For casual fans of football, the commercials are the absolute best part of the Super Bowl. For gearheads the Big Game’s car commercials are usually a mixed bag. Sometimes the ads are epic or hilarious and the cars showcased drool-worthy. Other times we’re forced to watch a cringe-worthy spot about an economy car that is symbolic of an automotive dream deferred. Super Bowl LI, or 51, featured quite a few car commercials. Some were hits and others misses. Below are our picks for the best and worst car commercials of Super Bowl 51.
Best – “Dear Predictable” by Alfa Romeo: The Italian automaker aired three commercials during Super Bowl LI. This one featured the most driving of them all, showing off the Giulia QV’s delicious exhaust note and active front splitter! Americans now have the Alfa Romeo Giulia on their radars and that is a great thing.
Best – “Not So Pee Wee Football” by Buick: Buick’s self-deprecating reinvention ads can be too cheesy to watch. This spot starts out that way but is saved by Carolina Panthers quarterback Cam Newton and supermodel Miranda Kerr. It's funny, and the Cascada actually looks pretty damn good, Buick or not.
Best – “Hero’s Journey” by Kia: Listening to Melissa McCarthy scream for a minute straight is grating. Still, Kia deserves props for poking fun at eco warriors in its spot for the new Niro. Most car companies go out of the way to appeal to eco nuts when advertising hybrids. Kia decided to make fun of them instead, a very gearhead move.

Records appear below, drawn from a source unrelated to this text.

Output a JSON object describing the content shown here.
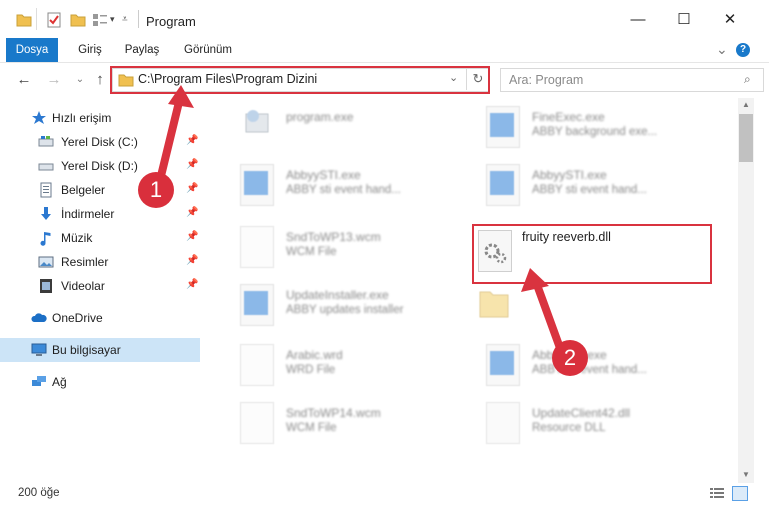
{
  "window": {
    "title": "Program",
    "minimize": "—",
    "maximize": "☐",
    "close": "✕"
  },
  "ribbon": {
    "tabs": [
      "Dosya",
      "Giriş",
      "Paylaş",
      "Görünüm"
    ],
    "collapse": "⌄",
    "help": "?"
  },
  "address": {
    "path": "C:\\Program Files\\Program Dizini",
    "search_placeholder": "Ara: Program"
  },
  "sidebar": {
    "items": [
      {
        "label": "Hızlı erişim",
        "icon": "star-icon",
        "pinned": false
      },
      {
        "label": "Yerel Disk (C:)",
        "icon": "drive-icon",
        "pinned": true
      },
      {
        "label": "Yerel Disk (D:)",
        "icon": "drive-icon",
        "pinned": true
      },
      {
        "label": "Belgeler",
        "icon": "documents-icon",
        "pinned": true
      },
      {
        "label": "İndirmeler",
        "icon": "download-icon",
        "pinned": true
      },
      {
        "label": "Müzik",
        "icon": "music-icon",
        "pinned": true
      },
      {
        "label": "Resimler",
        "icon": "pictures-icon",
        "pinned": true
      },
      {
        "label": "Videolar",
        "icon": "video-icon",
        "pinned": true
      },
      {
        "label": "OneDrive",
        "icon": "cloud-icon",
        "pinned": false
      },
      {
        "label": "Bu bilgisayar",
        "icon": "computer-icon",
        "pinned": false
      },
      {
        "label": "Ağ",
        "icon": "network-icon",
        "pinned": false
      }
    ]
  },
  "files": [
    {
      "name": "program.exe",
      "desc": "",
      "icon": "exe-icon"
    },
    {
      "name": "FineExec.exe",
      "desc": "ABBY background exe...",
      "icon": "exe-icon"
    },
    {
      "name": "AbbyySTI.exe",
      "desc": "ABBY sti event hand...",
      "icon": "exe-icon"
    },
    {
      "name": "AbbyySTI.exe",
      "desc": "ABBY sti event hand...",
      "icon": "exe-icon"
    },
    {
      "name": "SndToWP13.wcm",
      "desc": "WCM File",
      "icon": "document-icon"
    },
    {
      "name": "fruity reeverb.dll",
      "desc": "",
      "icon": "dll-gear-icon"
    },
    {
      "name": "UpdateInstaller.exe",
      "desc": "ABBY updates installer",
      "icon": "exe-icon"
    },
    {
      "name": "",
      "desc": "",
      "icon": "folder-icon"
    },
    {
      "name": "Arabic.wrd",
      "desc": "WRD File",
      "icon": "document-icon"
    },
    {
      "name": "AbbyySTI.exe",
      "desc": "ABBY sti event hand...",
      "icon": "exe-icon"
    },
    {
      "name": "SndToWP14.wcm",
      "desc": "WCM File",
      "icon": "document-icon"
    },
    {
      "name": "UpdateClient42.dll",
      "desc": "Resource DLL",
      "icon": "dll-gear-icon"
    }
  ],
  "status": {
    "item_count": "200 öğe"
  },
  "annotations": {
    "step1": "1",
    "step2": "2",
    "color": "#d9333f"
  }
}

Worst – “Easy Driver” by Mercedes: Was there a commercial that fell flatter than Mercedes’ ad for the AMG GT Roadster? Could the Coen brothers, the directors, not have come up with something funnier than Peter Fonda pissing off some bikers? The smarter move would have been to let the AMG GT Roadster's performance and styling do the talking.
Worst – “Daughter” by Audi: Audi made a brave and progressive statement, advocating for equal rights and pay for women on the biggest stage in sports. Then the all-new S5 Sportback (coming soon!) was shown. We're all for automakers making statements and speaking out against policies, just not when they do it to sell cars.